Mike Fosberry, national head of pensions and financial planning at Smith & Williamson said the basic state pension should pay 50% of an individual’s income in today’s terms.
Such an increase, he said, should help avoid the poverty trap, particularly if the “seriously needy” are provided with an additional means-tested benefit of up to for example £2500 per annum.
Reaction to the proposed rise in retirement age was less warmly received, and although industry players expected the move to be met with public resistance, they described it as an inevitable development.
Kevin Wesbroom, principal consultant at Hewitt, said: With life expectancy increasing at the rate of two months every year, you need to increase the state pension age to 67 in fifteen years just to stand still.”
Ian Martin, Head of Pensions at HSBC, said according to HSBC research, 90% of people rejected the notion of a mandatory retirement age.
“We believe it is almost inevitable that the state pension age will have to be raised in future, whether or not national insurance contributions have to rise to cover the cost, he said
The Conservatives’ Malcolm Rifkind, shadow work and pensions secretary, called on prime minister Tony Blair to find a “coherent approach to dealing with a crisis that is largely of the government’s own making”.
He pointed out that Blair had only recently completed a deal with the trade unions that allowed existing public sector workers to retire at 60. On the prospect of a “Britsaver”, a national pensions savings plan based on New Zealand’s “Kiwisaver” scheme, David Laws, shadow secretary of state for work and pensions with the Liberal Democrats, said: “We are supportive of auto enrolment process - to have all employees in a scheme of some type.”
However, Donald Duval, chief actuary at Aon Consulting described the “Britsaver” as a “very bad idea”. New Zealanders had to go through the government because they had no private pensions system, said Duval.

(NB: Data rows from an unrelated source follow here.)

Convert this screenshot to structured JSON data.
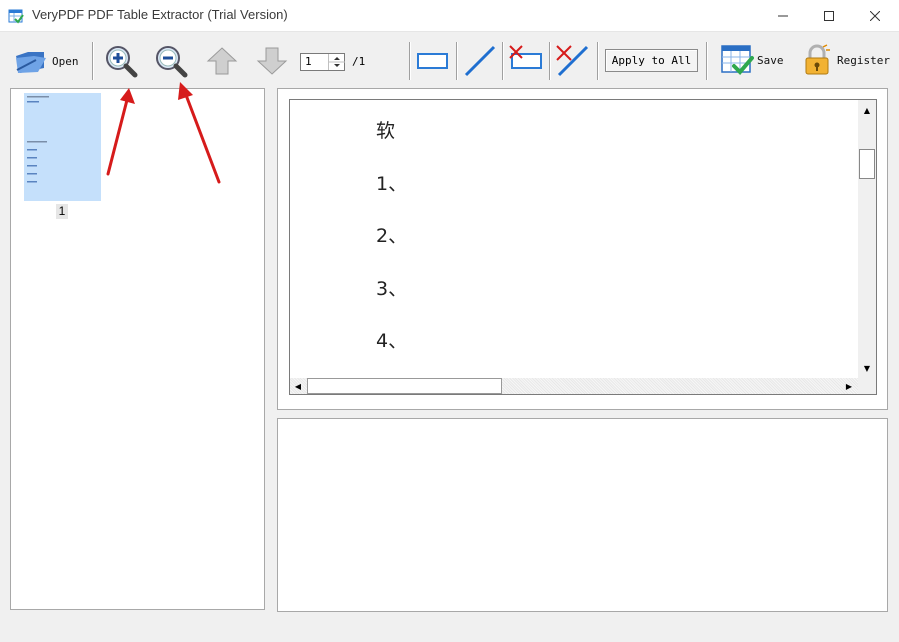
{
  "window": {
    "title": "VeryPDF PDF Table Extractor (Trial Version)",
    "minimize_glyph": "—",
    "maximize_glyph": "☐",
    "close_glyph": "✕"
  },
  "toolbar": {
    "open_label": "Open",
    "zoom_in_icon": "zoom-in-icon",
    "zoom_out_icon": "zoom-out-icon",
    "prev_page_icon": "arrow-up-icon",
    "next_page_icon": "arrow-down-icon",
    "page_value": "1",
    "page_total": "/1",
    "apply_to_all_label": "Apply to All",
    "save_label": "Save",
    "register_label": "Register"
  },
  "thumbnails": {
    "items": [
      {
        "page_number": "1"
      }
    ]
  },
  "document_view": {
    "lines": [
      "软",
      "1、",
      "2、",
      "3、",
      "4、"
    ]
  },
  "colors": {
    "accent_blue": "#1f6fd0",
    "annotation_red": "#d61b1b",
    "thumbnail_fill": "#c5e0fb"
  }
}
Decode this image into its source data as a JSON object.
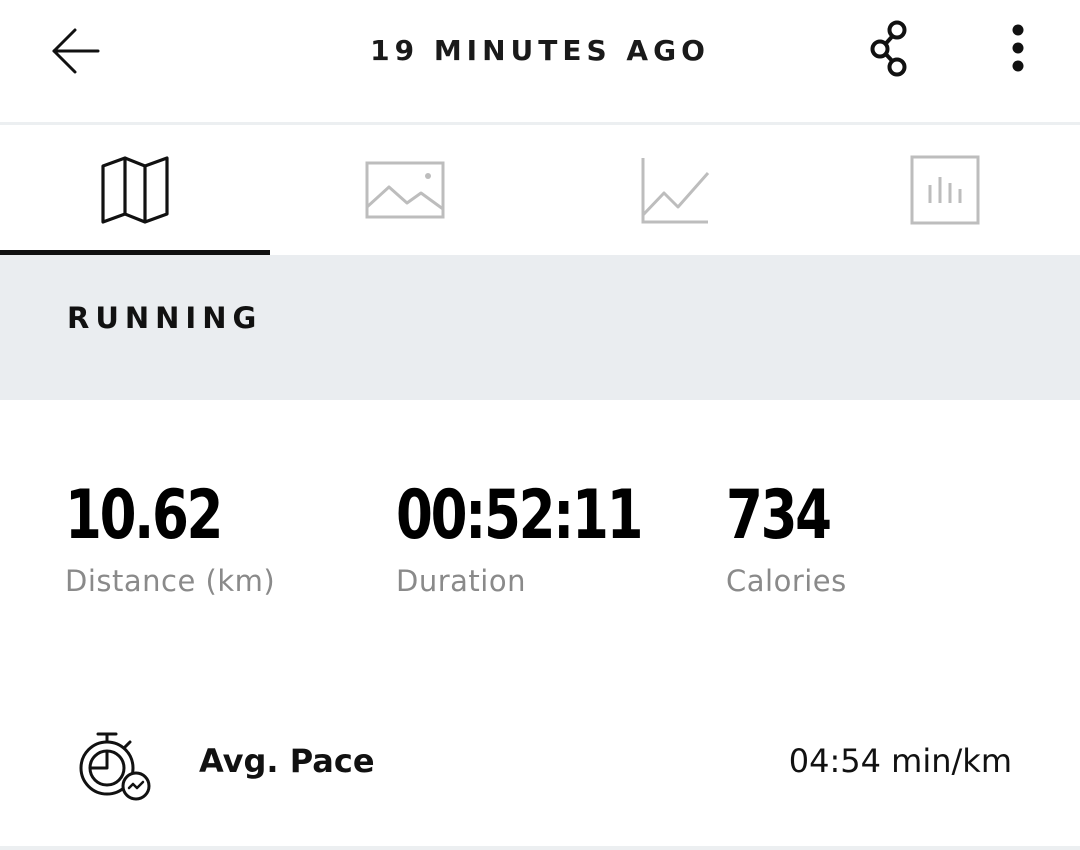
{
  "header": {
    "title": "19 MINUTES AGO",
    "back_icon": "arrow-left-icon",
    "share_icon": "share-icon",
    "more_icon": "more-vertical-icon"
  },
  "tabs": [
    {
      "icon": "map-icon",
      "active": true
    },
    {
      "icon": "image-icon",
      "active": false
    },
    {
      "icon": "line-chart-icon",
      "active": false
    },
    {
      "icon": "bar-chart-icon",
      "active": false
    }
  ],
  "activity": {
    "type": "RUNNING"
  },
  "stats": [
    {
      "value": "10.62",
      "label": "Distance (km)"
    },
    {
      "value": "00:52:11",
      "label": "Duration"
    },
    {
      "value": "734",
      "label": "Calories"
    }
  ],
  "pace": {
    "icon": "stopwatch-icon",
    "label": "Avg. Pace",
    "value": "04:54 min/km"
  },
  "colors": {
    "active_tab": "#111111",
    "inactive_tab": "#bdbdbd",
    "band_background": "#eaedf0",
    "label_gray": "#8a8a8a"
  }
}
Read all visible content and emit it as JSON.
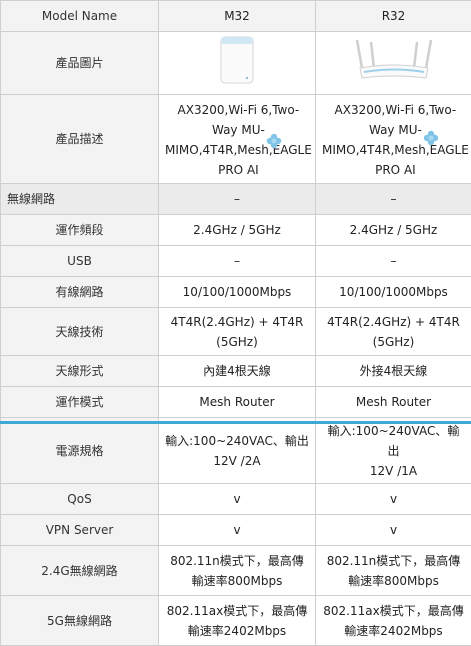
{
  "header": {
    "label": "Model Name",
    "m32": "M32",
    "r32": "R32"
  },
  "rows": {
    "image": {
      "label": "產品圖片"
    },
    "desc": {
      "label": "產品描述",
      "m32": [
        "AX3200,Wi-Fi 6,Two-",
        "Way MU-",
        "MIMO,4T4R,Mesh,EAGLE",
        "PRO AI"
      ],
      "r32": [
        "AX3200,Wi-Fi 6,Two-",
        "Way MU-",
        "MIMO,4T4R,Mesh,EAGLE",
        "PRO AI"
      ]
    },
    "wireless": {
      "label": "無線網路",
      "m32": "–",
      "r32": "–"
    },
    "band": {
      "label": "運作頻段",
      "m32": "2.4GHz / 5GHz",
      "r32": "2.4GHz / 5GHz"
    },
    "usb": {
      "label": "USB",
      "m32": "–",
      "r32": "–"
    },
    "wired": {
      "label": "有線網路",
      "m32": "10/100/1000Mbps",
      "r32": "10/100/1000Mbps"
    },
    "antenna_tech": {
      "label": "天線技術",
      "m32": [
        "4T4R(2.4GHz) + 4T4R",
        "(5GHz)"
      ],
      "r32": [
        "4T4R(2.4GHz) + 4T4R",
        "(5GHz)"
      ]
    },
    "antenna_type": {
      "label": "天線形式",
      "m32": "內建4根天線",
      "r32": "外接4根天線"
    },
    "mode": {
      "label": "運作模式",
      "m32": "Mesh Router",
      "r32": "Mesh Router"
    },
    "power": {
      "label": "電源規格",
      "m32": [
        "輸入:100~240VAC、輸出",
        "12V /2A"
      ],
      "r32": [
        "輸入:100~240VAC、輸出",
        "12V /1A"
      ]
    },
    "qos": {
      "label": "QoS",
      "m32": "v",
      "r32": "v"
    },
    "vpn": {
      "label": "VPN Server",
      "m32": "v",
      "r32": "v"
    },
    "wifi24": {
      "label": "2.4G無線網路",
      "m32": [
        "802.11n模式下，最高傳",
        "輸速率800Mbps"
      ],
      "r32": [
        "802.11n模式下，最高傳",
        "輸速率800Mbps"
      ]
    },
    "wifi5": {
      "label": "5G無線網路",
      "m32": [
        "802.11ax模式下，最高傳",
        "輸速率2402Mbps"
      ],
      "r32": [
        "802.11ax模式下，最高傳",
        "輸速率2402Mbps"
      ]
    }
  },
  "colors": {
    "accent_line": "#3fa9d6",
    "header_bg": "#f3f3f3",
    "border": "#cfcfcf",
    "flower": "#7fc4e6"
  }
}
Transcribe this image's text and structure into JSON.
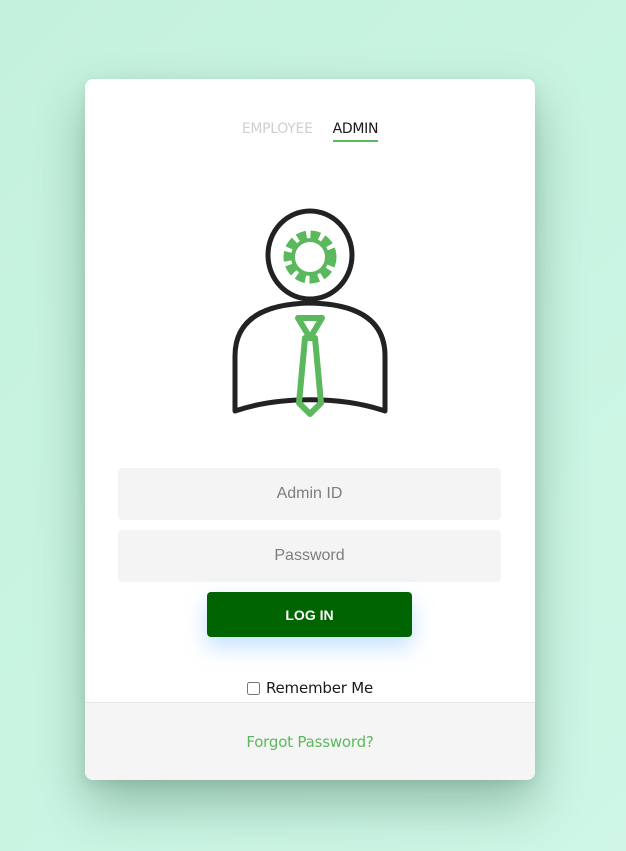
{
  "tabs": [
    {
      "label": "EMPLOYEE",
      "active": false
    },
    {
      "label": "ADMIN",
      "active": true
    }
  ],
  "avatar": {
    "icon": "admin-user-gear-icon",
    "colors": {
      "outline": "#222222",
      "accent": "#5cb85c"
    }
  },
  "form": {
    "admin_id": {
      "placeholder": "Admin ID",
      "value": ""
    },
    "password": {
      "placeholder": "Password",
      "value": ""
    },
    "login_label": "LOG IN",
    "remember_label": "Remember Me",
    "remember_checked": false
  },
  "footer": {
    "forgot_label": "Forgot Password?"
  },
  "colors": {
    "background": "#c9f4e2",
    "button": "#006400",
    "accent": "#5cb85c"
  }
}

”While people might be unhappy with the way our private pensions have performed, if we let the government choose the investment managers then they ain't seen nothing yet,” he said.
The Turner report, due for publication at the end of the month, will reportedly suggest raising the retirement age from 65 to 67; introducing a “Britsaver” scheme into which individuals will be automatically enrolled, with the right to opt out; and a more generous state pension over time.